Last week we were contacted by Ross McKenzie from Port Kembla in NSW.
“G’day, it is 50 years on May 20 since a son of your town was killed alongside his mate in South Vietnam,” he said.
“His name was Greg Brady and his mate was John O’Hara from my home town, Goondiwindi.
“They were both in the first or second intake of National Servicemen and both died aged 22 and within 12 weeks of coming home.
I have vague memories of Greg returning to Gundy weeks before because of a family problem. I think it would be nice to do a tribute piece on him for any remaining family and friends, as rightly or wrongly, he gave his life for his country.
“I have vague memories of Greg returning to Gundy weeks before because of a family problem. I think it would be nice to do a tribute piece on him for any remaining family and friends, as rightly or wrongly, he gave his life for his country.”
Greg Brady has often been mentioned at Anzac Day services in Goondiwindi over the years, testimony to how wars far, far away have tragic consequences for the smallest of towns and communities.
But that tragedy runs deeper than many would know.
In January, 1967, Sapper Greg Vincent Brady, 22, of Goondiwindi was back home in the warm embrace of his mother and friends. He went to sleep in his own bed and Vietnam must have felt such a long, long way away.
The Bradys lived in Francis Street. Sadly he was only allowed back home to attend the funeral of his father.
And within days, he was back on a flight to a country he would have hardly heard of two years before.
Australia paid for that flight, and one when he returned, his coffin buffed and polished, four months later.
He was killed after a mine he was laying detonated.
A Goondiwindi boy, Sapper Greg Brady, died in Vietnam almost 50 years ago.
Many argue his death should never have happened. He and a mate, John O’Hara, were laying mines in South Vietnam in 1967. It was part of a plan to isolate the Vietcong which failed.

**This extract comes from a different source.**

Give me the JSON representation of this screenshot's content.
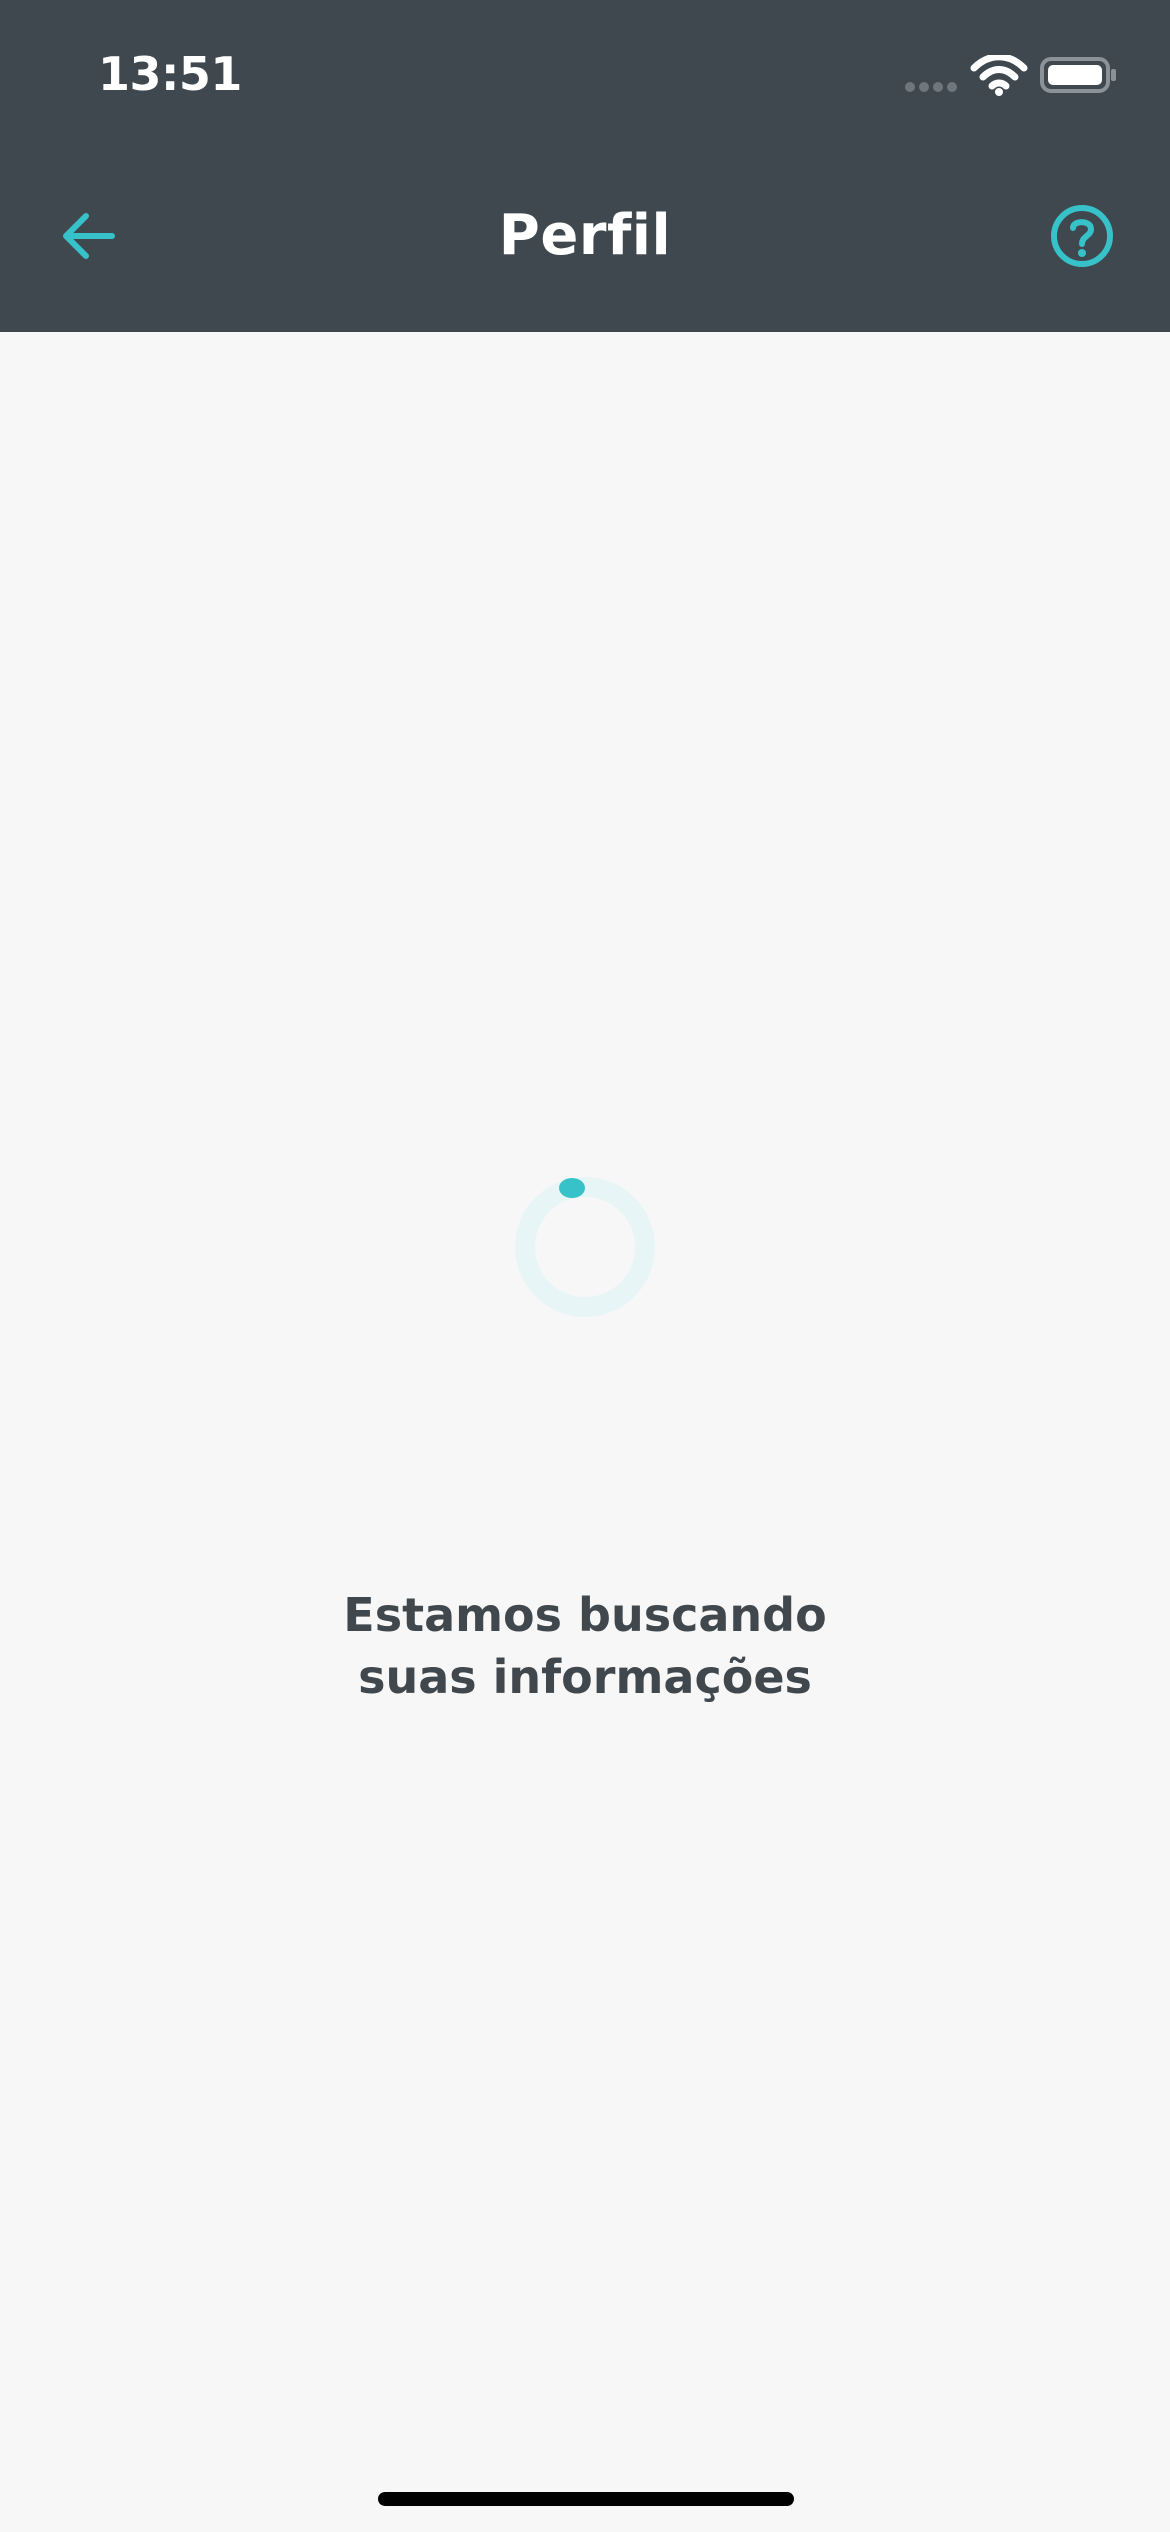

Former Australian Army officer and author Greg Lockhart was scathing.
Blinded by imperial hubris, the minefield shows how Australian and American forces received a bitter lesson in guerrilla warfare and the uses of technology.
“Blinded by imperial hubris, the minefield shows how Australian and American forces received a bitter lesson in guerrilla warfare and the uses of technology,” he said.
Goondiwindi veteran Ken Jenkins later played a part in “cleaning up” the mines. A “clean up” which he says should never have had to happen.
“They [the Americans] were warned against the construction which was to stop Vietcong access to villages. It didn’t work. In fact it was a disaster,” he said.
It wasn’t only mines. The Vietcong were expert at repairing bombs which had not detonated.
We spoke to Ken 12 months ago. He bought up Greg Brady with sadness.
“He was killed when he dropped an m16 ‘Jumping Jack’ mine,” he said. The mine was about the size of a large jam tin, about 10cm in diameter and 12cm high.
The mine was usually lethal within a 25m radius, was known to have killed at 75, and was dangerous to 200m.